Выбрать главу

— Дуры! — раздалось сквозь звон в ушах.

Щёлкнула зажигалка. Брат нервно закурил. Рядом в темноте сердито сопела Раххан, но, слава Быку, молчала.

— А-алль, ну А-алль, прости, — протянула я заискивающе. Снова я лепетала этим ласковым детским голоском, снова примеряла образ маленькой девочки — образ, который ненавидела, но в который пряталась, словно в домик, потому что знала: угрюмой, сверкающей глазами сестре всегда доставалось больше. Пусть я тоже получала свою порцию наказания.

— О чём вы, Заур и бесы, думали?! Хотели оказаться на площади у позорного столба?! — прошипел брат, взъерошив короткий ёжик волос. Затянулся. — Я не желаю, чтобы мою семью полоскали на каждом углу. Чтобы за спиной обсуждали, как моих сестёр били палками, словно блудниц.

— Аль, мы не… мы просто…

— Я искал вас по всему городу!

Раххан фыркнула, и у меня затряслись руки: если брат услышал… Отвлекая Альба, я кинулась вперёд и повисла на его плече. Каялась и пыталась его задобрить словами. Иногда подобная тактика работала, иногда — нет, и я отлетала, награждённая новой пощёчиной.

Сегодня Альб отшвырнул меня с особой яростью. Выплюнул, наставив на нас указательный палец:

— Я не позволю сделать из меня посмешище!

Затем его взгляд упал на сумку в руках сестры.

— Что там у тебя?

Я задохнулась. Скулы Раххан напряглись и даже будто заострились. Брат протянул руку и почти дотронулся до холщового бока.

— Там то, что необходимо женщине каждый месяц, — соврала Раххан, не моргнув и глазом.

Брат замер, нахмурившись, а потом осознал, что ему сказали, — и отдёрнул руку от сумки, словно его стегнули кнутом, и весь — весь! — от подбородка до линии роста волос вспыхнул. Посмотрел на Раххан так, будто не верил собственным ушам. Как она могла произнести такое при мужчине?! Немыслимо!

— Тебе, сестра, надо быть скромнее, — Альб сглотнул и отвёл взгляд.

Раххан злорадно улыбнулась:

— Я буду. Обязательно. Обещаю.

Глава 3

Пока Альб возвращал нас домой самыми тёмными и безлюдными тропами (самыми безопасными, по его словам, ибо «я знаю маршруты, по которым патрулируют город») — в общем, пока его спина в чёрной водолазке мелькала перед лицом, я не могла отделаться от мысли. От роя мыслей. Почему не помешала сестре, а спряталась за углом, словна маленькая безвольная овечка, делающая то, что хочет пастух?

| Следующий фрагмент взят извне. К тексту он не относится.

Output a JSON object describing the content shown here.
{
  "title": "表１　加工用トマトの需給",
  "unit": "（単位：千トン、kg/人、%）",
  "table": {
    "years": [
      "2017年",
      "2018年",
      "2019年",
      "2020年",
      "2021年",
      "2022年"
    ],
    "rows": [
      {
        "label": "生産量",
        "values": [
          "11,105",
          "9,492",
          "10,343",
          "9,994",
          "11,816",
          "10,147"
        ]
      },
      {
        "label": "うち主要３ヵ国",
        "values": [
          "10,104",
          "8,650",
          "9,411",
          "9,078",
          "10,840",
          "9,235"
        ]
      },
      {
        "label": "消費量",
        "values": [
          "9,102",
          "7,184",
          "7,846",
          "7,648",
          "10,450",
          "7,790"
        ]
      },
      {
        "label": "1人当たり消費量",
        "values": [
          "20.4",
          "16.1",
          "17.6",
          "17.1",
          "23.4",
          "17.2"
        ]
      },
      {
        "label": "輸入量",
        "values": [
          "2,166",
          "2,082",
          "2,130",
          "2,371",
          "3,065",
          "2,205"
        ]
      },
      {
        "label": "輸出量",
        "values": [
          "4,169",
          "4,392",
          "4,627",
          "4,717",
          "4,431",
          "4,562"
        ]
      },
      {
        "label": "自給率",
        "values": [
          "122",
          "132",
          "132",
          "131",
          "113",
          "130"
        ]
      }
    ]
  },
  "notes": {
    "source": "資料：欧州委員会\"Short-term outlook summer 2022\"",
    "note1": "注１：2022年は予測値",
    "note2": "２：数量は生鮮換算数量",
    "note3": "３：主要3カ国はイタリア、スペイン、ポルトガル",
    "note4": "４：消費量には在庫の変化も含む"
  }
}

Оттого ли, что фанатично, не меньше Раххан мечтала прикоснуться к чуду? Или потому что сестра, если вбивала что-то в голову, никого не слушала?

Следуя за братом от дома к дому, я постепенно осознавала: произошедшее в той злополучной подворотне не просто неприятный эпизод, который забудется со временем и в худшем случае осядет в кошмарных снах. Не то, на что с лёгкостью махнёшь рукой и скажешь: «прошлое — прошлому». А нечто, имеющее серьёзные последствия. Одно из тех событий, о которых говорят «перевернувшие жизнь».

Понимала ли это Раххан? Или для неё цель, как всегда, оправдывала средства? Ради того, что лежало в сумке, она жертвовала не только возможностью завести семью, а — посмотрим правде в глаза — рисковала жизнью, ибо тайны, подобные этой, хранились в Ахароне до первой брачной ночи, а бесчестье смывалось кровью.

Ужас накрыл меня.

Я должна была остановить Раххан! Должна была помешать ей, чего бы это ни стоило. Но слабый голосок в голове, будто и не мой вовсе, упрямо возразил: «Не должна». Я понимала это на неком глубинном уровне, вопреки страхам и здравому смыслу, вопреки даже собственным мыслям по этому поводу.

Пытаясь избавиться от чувства вины, я говорила себе, что отец и брат не поступят с Раххан так… так, как поступают другие отцы и братья.

Нашей семье, довольно известной в Ахароне, принадлежала половина небоскрёба на улице Гнева рядом с Аллеей Статуй в семи километрах от леса, обнесённого стеной. С первого по сороковой этаж. Верхние три — занимали брат с женой, молчаливой девушкой, с которой нам так и не удалось подружиться в силу её замкнутого характера и тридцати двух этажей, оказавшихся непреодолимой преградой. Эсса редко покидала свою территорию и спускалась ниже тридцать седьмого, где располагался домашний храм. Раххан её недолюбливала, считала сумасшедшей и неприятно набожной, хоть и не знала в той мере, чтобы составить объективное мнение.